Est-il judicieux de voir dans l’expression de votre musique et ses sonorités, des similarités, sinon une proximité avec l’approche de la musique mandingue par le Malien Habib Koité ?
Oui, partially. Habib is an artiste who has an incredible affect on the beaucoup of gens de ma génération. J’étais vraiment une grand fan. Mais il a une manière différente d’aborder, de structurer sa musique de él. After I started to review the composition de manière très intensive, it gave me a profound influence on my method to custom. Mon esprit réfléchissait toujours à la façon de construir la musique plutôt que merely la jouer. I evaluate souvent l’écriture de la musique à la sculpture. I do know that I’ve created a visage, and I’m going to make use of the instruments for the faire equipment progressively. Composer, pour moi, n’est pas quelque selected de spontané, même si ça start comme ça. L’idee de départ ne suffit pas.

Do you imagine a tune for you is an extended course of?
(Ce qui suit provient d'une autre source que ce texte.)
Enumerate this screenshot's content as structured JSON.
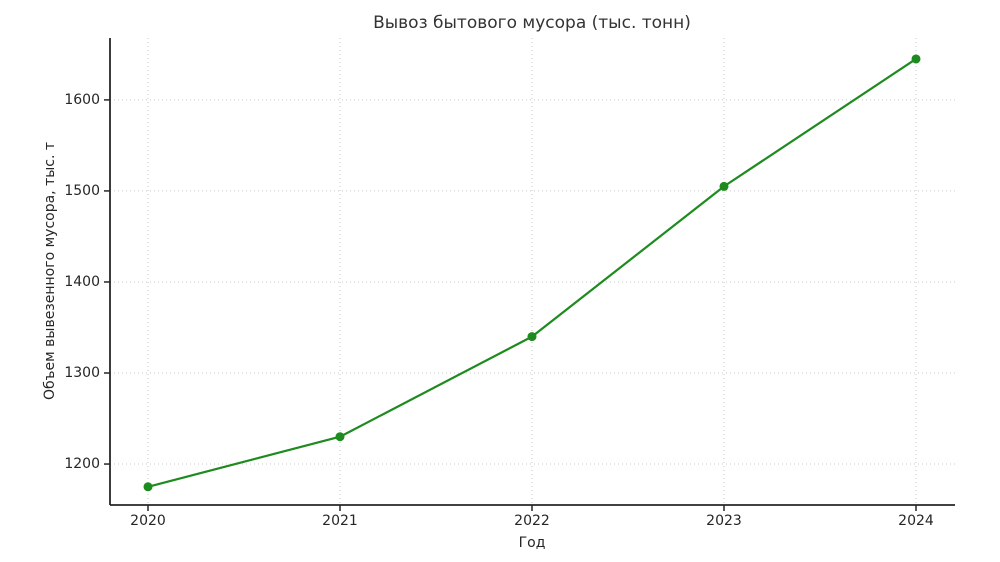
{
  "chart_data": {
    "type": "line",
    "title": "Вывоз бытового мусора (тыс. тонн)",
    "xlabel": "Год",
    "ylabel": "Объем вывезенного мусора, тыс. т",
    "x": [
      2020,
      2021,
      2022,
      2023,
      2024
    ],
    "series": [
      {
        "name": "Вывоз бытового мусора",
        "values": [
          1175,
          1230,
          1340,
          1505,
          1645
        ]
      }
    ],
    "xticks": [
      2020,
      2021,
      2022,
      2023,
      2024
    ],
    "yticks": [
      1200,
      1300,
      1400,
      1500,
      1600
    ],
    "ylim": [
      1155,
      1668
    ],
    "grid": true,
    "grid_style": "dotted",
    "legend_position": "none",
    "marker": "circle"
  },
  "colors": {
    "line": "#1e8b1e",
    "marker": "#1e8b1e",
    "grid": "#c9c9c9",
    "axis": "#262626",
    "tick_text": "#262626",
    "title_text": "#333333",
    "background": "#ffffff"
  }
}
Oui, three lengthy. C’est même quelque selected that je n’apprécie pas toujours, parce que je sais ce que je veux precisely entendre. Je deviens avec moi-même un de ces professors dont on fait des cauchemars. Ça me donne beaucoup de mal, mais je refuse de m’arrêter tant que ça ne sonne pas comme ce que j’avais en tête au début. Ça peut prendre beaucoup de temps. Et c’est également difficile de drive la creativité. pour kambengwo With Youssou, truthfully, I assumed that I by no means labored additionally throughout a chanson de toute ma vie. Je ne veux plus revive cela parce que c’était un processus très dur et douloureux pour moi.

Était-ce une pression supplémentaire de lui proposer?
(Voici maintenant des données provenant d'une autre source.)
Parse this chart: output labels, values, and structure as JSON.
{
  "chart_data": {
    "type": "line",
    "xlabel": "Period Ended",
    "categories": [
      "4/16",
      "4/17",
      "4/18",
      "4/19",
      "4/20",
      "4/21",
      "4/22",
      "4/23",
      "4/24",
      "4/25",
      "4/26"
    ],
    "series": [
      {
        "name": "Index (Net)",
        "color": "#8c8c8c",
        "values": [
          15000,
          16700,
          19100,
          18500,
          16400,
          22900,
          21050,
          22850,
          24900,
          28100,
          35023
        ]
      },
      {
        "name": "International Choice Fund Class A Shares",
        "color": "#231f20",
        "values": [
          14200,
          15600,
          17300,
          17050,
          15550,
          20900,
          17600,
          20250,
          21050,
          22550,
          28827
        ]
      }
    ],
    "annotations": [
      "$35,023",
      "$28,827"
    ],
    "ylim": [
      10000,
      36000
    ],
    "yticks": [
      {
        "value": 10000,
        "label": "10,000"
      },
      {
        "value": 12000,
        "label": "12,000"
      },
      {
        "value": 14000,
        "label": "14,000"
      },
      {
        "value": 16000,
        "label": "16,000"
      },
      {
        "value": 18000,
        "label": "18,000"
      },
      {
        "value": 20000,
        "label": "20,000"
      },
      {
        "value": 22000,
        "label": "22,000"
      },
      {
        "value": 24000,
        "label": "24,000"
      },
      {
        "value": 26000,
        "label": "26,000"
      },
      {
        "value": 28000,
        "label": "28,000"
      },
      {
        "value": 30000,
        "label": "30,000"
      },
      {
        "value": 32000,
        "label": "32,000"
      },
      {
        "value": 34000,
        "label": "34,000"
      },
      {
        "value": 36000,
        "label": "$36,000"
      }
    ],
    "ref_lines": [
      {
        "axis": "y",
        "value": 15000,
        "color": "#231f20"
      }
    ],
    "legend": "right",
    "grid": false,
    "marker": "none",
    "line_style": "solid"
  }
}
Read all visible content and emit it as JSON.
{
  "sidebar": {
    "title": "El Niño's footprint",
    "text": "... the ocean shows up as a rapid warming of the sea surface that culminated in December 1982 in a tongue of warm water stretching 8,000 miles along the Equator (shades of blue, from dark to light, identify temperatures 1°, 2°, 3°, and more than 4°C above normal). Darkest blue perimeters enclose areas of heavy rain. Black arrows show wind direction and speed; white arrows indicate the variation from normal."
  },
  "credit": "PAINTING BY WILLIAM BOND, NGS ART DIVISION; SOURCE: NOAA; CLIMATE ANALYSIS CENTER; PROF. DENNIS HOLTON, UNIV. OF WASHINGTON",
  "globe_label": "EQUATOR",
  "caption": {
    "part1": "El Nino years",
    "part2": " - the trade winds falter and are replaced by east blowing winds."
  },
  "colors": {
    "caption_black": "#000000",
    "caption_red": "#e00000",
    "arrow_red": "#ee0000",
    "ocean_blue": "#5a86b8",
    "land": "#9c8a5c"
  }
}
Au second où vous savez que vous allez lui envoyer, oui. Mais surtout parce que je devais bien faire les choses. Peu importa ce qu’il dirait, je voulais être sûre que dans dix ans, en la réécoutant, je n’aurai pas de remorse en me disant que j’aurais dû faire différemment. C’était une event très importante dans ma vie, dans ma carrière et pour la tradition que je représ de faire quel qué selected qui reste, même quan nous ne serons plus là.